• internet fenomenliğinden nasibini almış bir insancağızdır. iyi yanı iyidir de kötü taraflarınıda sorgulamak gerekir. olanları odatv şöyle haberleştirmiş;

    "andy warhol'un 'bir gün herkes beş dakikalığına ünlü olacak' ve bir de 'şeyh uçmaz mürit uçurur' sözlerini bir tencerede kaynatalım, ortaya çıkan çorba internet fenomeni haline ge(tiri)len kazım ulutaş'ın son yıllarını özetleyecektir.

    kazım ulutaş, pek çokları için sadece yaşını başını almış bir internet troll'ü olabilir, fakat kendisini ve çevresindeki müritlerini gözlemlemek, üstteki sıvayı kazıdığımızda altından ilginç bir hikaye çıkmasına neden oluyor.

    ulutaş'ın bir internet fenomeni haline gelmesinde etkileri olduğu kadar, vefatı da müritleri ile olan ilişkisiyle alakalı olabilir. yaşlı ve biraz çılgın bir adamı aslen olmadığı ve asla olamayacağı bir role büründürüp bir oyun sergilemesine neden olan müritleri, kazım ulutaş'ın kötüye giden sağlığını daha fazla bozmuş gibi görünüyorlar.

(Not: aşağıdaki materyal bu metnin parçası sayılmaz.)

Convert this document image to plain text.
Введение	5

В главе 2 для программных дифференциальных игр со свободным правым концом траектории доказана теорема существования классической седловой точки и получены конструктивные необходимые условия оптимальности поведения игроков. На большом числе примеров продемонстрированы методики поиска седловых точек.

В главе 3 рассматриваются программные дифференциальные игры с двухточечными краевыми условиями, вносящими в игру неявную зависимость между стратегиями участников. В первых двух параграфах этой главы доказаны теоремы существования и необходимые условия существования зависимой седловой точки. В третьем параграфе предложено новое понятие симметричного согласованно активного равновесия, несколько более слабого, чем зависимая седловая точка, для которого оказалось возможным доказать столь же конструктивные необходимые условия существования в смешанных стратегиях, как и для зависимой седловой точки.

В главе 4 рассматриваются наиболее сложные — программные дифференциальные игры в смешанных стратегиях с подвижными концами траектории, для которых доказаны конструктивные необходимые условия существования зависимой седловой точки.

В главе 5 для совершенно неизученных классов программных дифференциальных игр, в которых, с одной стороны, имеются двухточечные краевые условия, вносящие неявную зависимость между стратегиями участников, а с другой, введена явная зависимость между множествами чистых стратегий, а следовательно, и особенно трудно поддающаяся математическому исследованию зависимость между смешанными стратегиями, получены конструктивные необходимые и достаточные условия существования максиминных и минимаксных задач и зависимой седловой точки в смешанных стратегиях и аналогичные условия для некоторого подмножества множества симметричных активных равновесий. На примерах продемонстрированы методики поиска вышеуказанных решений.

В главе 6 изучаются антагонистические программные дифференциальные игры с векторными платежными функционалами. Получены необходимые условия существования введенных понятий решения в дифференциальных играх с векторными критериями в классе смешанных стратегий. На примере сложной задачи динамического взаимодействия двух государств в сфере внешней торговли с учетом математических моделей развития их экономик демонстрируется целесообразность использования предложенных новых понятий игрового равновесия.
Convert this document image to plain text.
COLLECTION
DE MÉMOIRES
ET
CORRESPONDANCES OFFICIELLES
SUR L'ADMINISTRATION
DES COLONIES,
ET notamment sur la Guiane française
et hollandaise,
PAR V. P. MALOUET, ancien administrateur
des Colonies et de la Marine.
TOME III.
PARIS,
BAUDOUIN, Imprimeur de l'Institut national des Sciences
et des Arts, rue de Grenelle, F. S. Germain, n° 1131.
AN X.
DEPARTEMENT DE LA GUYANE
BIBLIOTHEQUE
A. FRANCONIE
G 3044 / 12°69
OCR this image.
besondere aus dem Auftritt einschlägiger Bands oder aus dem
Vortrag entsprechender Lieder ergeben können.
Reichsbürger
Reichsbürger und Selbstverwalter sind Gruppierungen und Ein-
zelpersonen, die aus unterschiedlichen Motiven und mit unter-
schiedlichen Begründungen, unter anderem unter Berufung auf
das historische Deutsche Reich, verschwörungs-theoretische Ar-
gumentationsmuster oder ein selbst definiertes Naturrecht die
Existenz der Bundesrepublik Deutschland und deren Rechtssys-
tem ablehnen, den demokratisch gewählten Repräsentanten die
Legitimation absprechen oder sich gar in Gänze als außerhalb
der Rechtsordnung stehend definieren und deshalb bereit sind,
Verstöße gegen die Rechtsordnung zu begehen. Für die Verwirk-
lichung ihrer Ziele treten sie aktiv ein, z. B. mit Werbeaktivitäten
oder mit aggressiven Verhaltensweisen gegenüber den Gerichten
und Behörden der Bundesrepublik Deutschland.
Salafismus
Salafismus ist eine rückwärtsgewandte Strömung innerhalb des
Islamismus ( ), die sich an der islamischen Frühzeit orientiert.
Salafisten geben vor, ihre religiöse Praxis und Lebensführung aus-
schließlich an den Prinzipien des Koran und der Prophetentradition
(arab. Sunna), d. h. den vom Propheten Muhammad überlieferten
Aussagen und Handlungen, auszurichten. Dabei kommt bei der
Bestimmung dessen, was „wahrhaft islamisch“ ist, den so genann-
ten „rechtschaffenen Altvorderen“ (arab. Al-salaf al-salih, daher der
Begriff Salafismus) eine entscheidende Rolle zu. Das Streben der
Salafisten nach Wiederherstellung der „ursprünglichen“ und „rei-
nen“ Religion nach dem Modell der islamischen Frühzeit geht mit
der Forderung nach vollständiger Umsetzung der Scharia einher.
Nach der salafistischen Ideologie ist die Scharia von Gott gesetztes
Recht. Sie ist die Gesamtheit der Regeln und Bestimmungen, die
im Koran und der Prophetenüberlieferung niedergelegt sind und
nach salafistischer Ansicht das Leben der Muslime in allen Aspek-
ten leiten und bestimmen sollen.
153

    şöhret uğruna sağlığını bozmayı göze aldı

    kazım ulutaş'ın ilginç hayat hikayesi daha önce çok sayıda basın kuruluşunda olduğu gibi odatv sayfalarında kendisine yer bulmuştu, fakat anlatılmayanlar hikayedeki ilginçliğe daha farklı bir boyut katıyor. hayata bir iz bırakmak isteyen bu yaşlı adam, ufak bir camia içerisinde elde ettiği kendi çapında bir şöhret uğruna sağlığını bozmayı göze aldı.

    kazım ulutaş'ın küçük fakat etkili ve dinamik müritleri ile ilişkisinin ilginçliğini kavramak için toplum önünde anlatılmayan detaylara üzerinden ilerlemeliyiz. biraz çılgın bir yaşlı adamı kendileri için peygamber ve maskotluk arasında değişen bir noktaya yerleştiren müritleri, ulutaş'ın bir dediğini iki etmiyorlardı. her istediğinde evine pizza ve lahmacun göndermekten tutun da, genç ve güzel kadınların yaşlı bir adama hür iradeleri ile kamera karşısında göğüslerini açmalarına ve sanal seks yapmalarına kadar geniş bir yelpazeye yayılıyordu.

    müritlerinden birinin kendisini keşfetmesi, facebook'ta kurulmuş 'azgın dullar' adlı bir grupta gerçekleşiyor, o günlerde 'camiler bombalansın' mahlası ile sosyal medyada dolaşan kazım'ın sarf ettiği yarı akıllı yarı deli sözler ve ipini koparmışçasına sataşmaları bir-iki derken geniş bir kitlenin ilgisini çekmeye başlıyor.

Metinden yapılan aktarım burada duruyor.